By her own account, Nancy Lanza was the mother of a disturbed boy, a painfully shy misfit, an odd piece in the puzzle that is our society. Did she help him to overcome this? Did she make every effort to support him in his efforts to find a place for himself among us? To teach him that ‘different’ is really just another word for ‘special’ or ‘exceptional’? That he too was somebody who counted? Did she honestly believe that taking such a boy out of school, isolating him even more, and introducing him to guns and rifles was a reasonable or logical alternative? A viable means of socialization? Or was it just another activity a mother and her emotionally unstable son could share? We may never know what she was thinking. We may even find out that she did try to get Adam help, did do her utmost to teach him how to cope but there is no denying that, by putting a gun in his hand, Nancy took the grenade that was Adam and pulled out the pin. He could do nothing other than explode and explode he did.

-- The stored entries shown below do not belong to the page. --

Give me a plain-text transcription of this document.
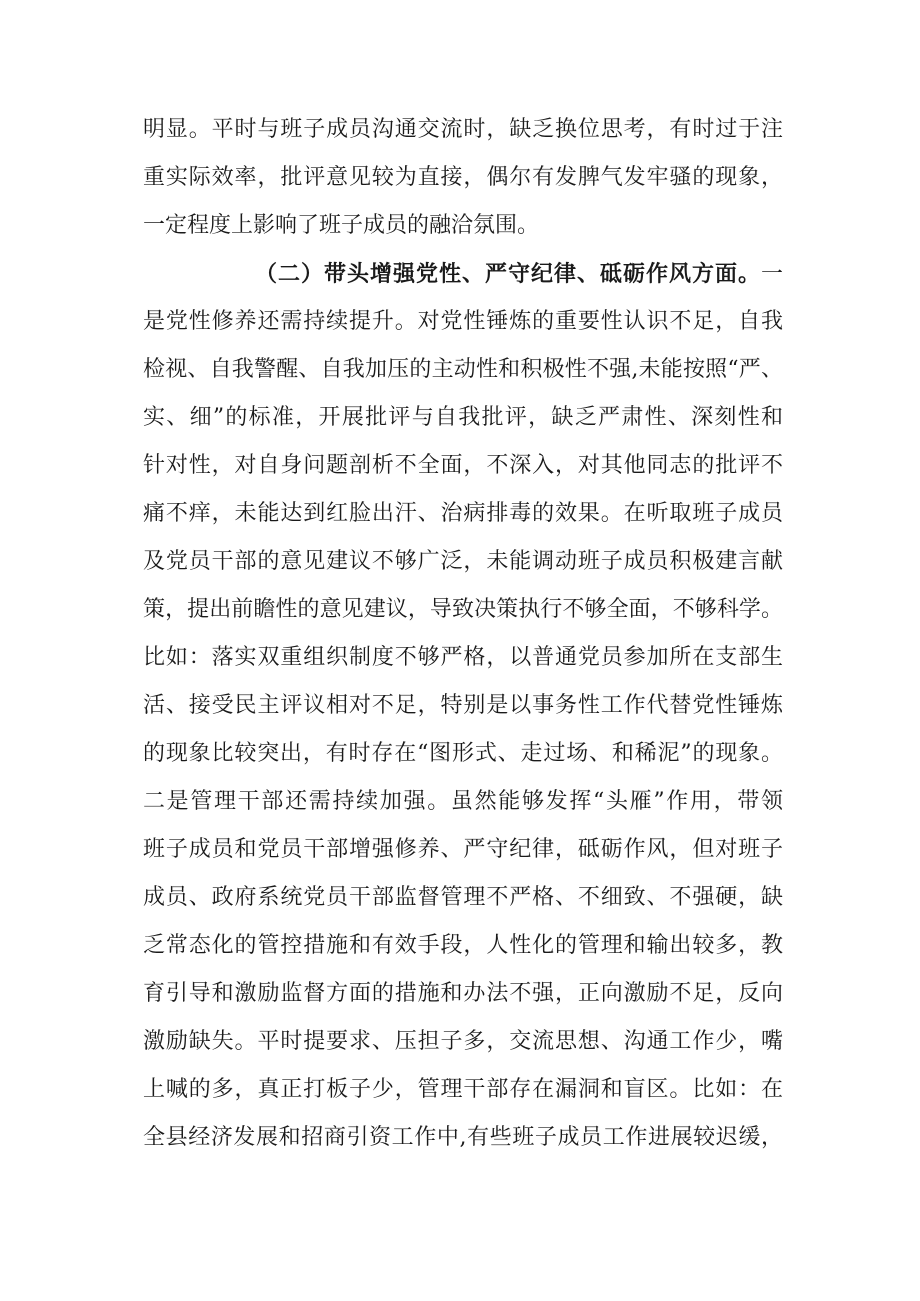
明显。平时与班子成员沟通交流时，缺乏换位思考，有时过于注
重实际效率，批评意见较为直接，偶尔有发脾气发牢骚的现象，
一定程度上影响了班子成员的融洽氛围。
（二）带头增强党性、严守纪律、砥砺作风方面。一
是党性修养还需持续提升。对党性锤炼的重要性认识不足，自我
检视、自我警醒、自我加压的主动性和积极性不强,未能按照“严、
实、细”的标准，开展批评与自我批评，缺乏严肃性、深刻性和
针对性，对自身问题剖析不全面，不深入，对其他同志的批评不
痛不痒，未能达到红脸出汗、治病排毒的效果。在听取班子成员
及党员干部的意见建议不够广泛，未能调动班子成员积极建言献
策，提出前瞻性的意见建议，导致决策执行不够全面，不够科学。
比如：落实双重组织制度不够严格，以普通党员参加所在支部生
活、接受民主评议相对不足，特别是以事务性工作代替党性锤炼
的现象比较突出，有时存在“图形式、走过场、和稀泥”的现象。
二是管理干部还需持续加强。虽然能够发挥“头雁”作用，带领
班子成员和党员干部增强修养、严守纪律，砥砺作风，但对班子
成员、政府系统党员干部监督管理不严格、不细致、不强硬，缺
乏常态化的管控措施和有效手段，人性化的管理和输出较多，教
育引导和激励监督方面的措施和办法不强，正向激励不足，反向
激励缺失。平时提要求、压担子多，交流思想、沟通工作少，嘴
上喊的多，真正打板子少，管理干部存在漏洞和盲区。比如：在
全县经济发展和招商引资工作中,有些班子成员工作进展较迟缓，
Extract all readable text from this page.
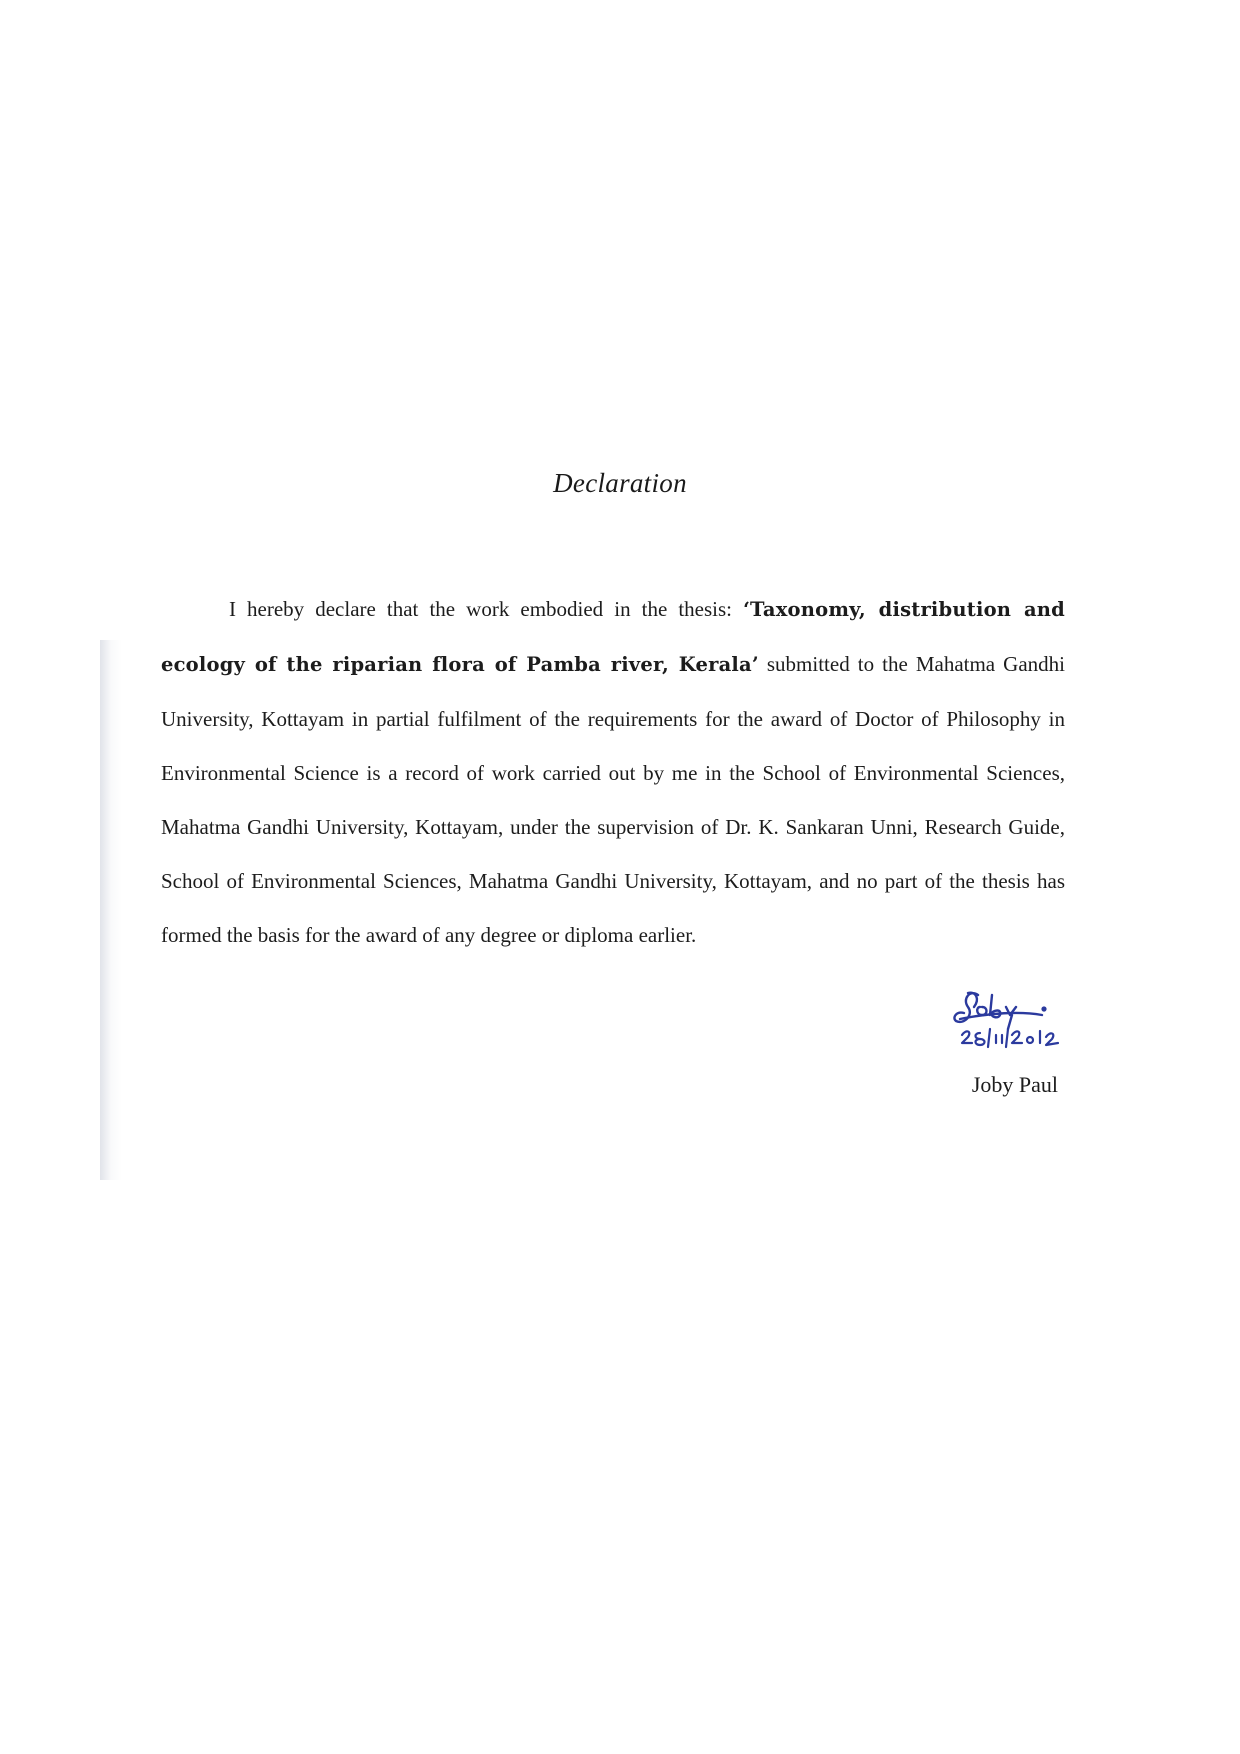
Declaration
I hereby declare that the work embodied in the thesis: ‘Taxonomy, distribution and ecology of the riparian flora of Pamba river, Kerala’ submitted to the Mahatma Gandhi University, Kottayam in partial fulfilment of the requirements for the award of Doctor of Philosophy in Environmental Science is a record of work carried out by me in the School of Environmental Sciences, Mahatma Gandhi University, Kottayam, under the supervision of Dr. K. Sankaran Unni, Research Guide, School of Environmental Sciences, Mahatma Gandhi University, Kottayam, and no part of the thesis has formed the basis for the award of any degree or diploma earlier.
Joby Paul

There are probably a great many grenades among us and, too often, we don’t even know it. But Nancy knew! She knew damn well! I do not excuse or defend Adam, but it must be acknowledged that it was likely his mother’s actions which were instrumental in flipping the switch. She aimed the lightning bolt directly at her son and breathed another kind of soul into him. Carnage ensued. So who is to blame for it? The monster or Dr. Frankenstein? Or both?
There are those who advocate that we should have more, not less guns, that arming ourselves to the teeth is the way to go. Nancy did just that. She armed herself with the result that Adam, who heretofore had done nothing remotely violent in his life, was handed the ideal tools to become one of the most infamous criminals we have ever known.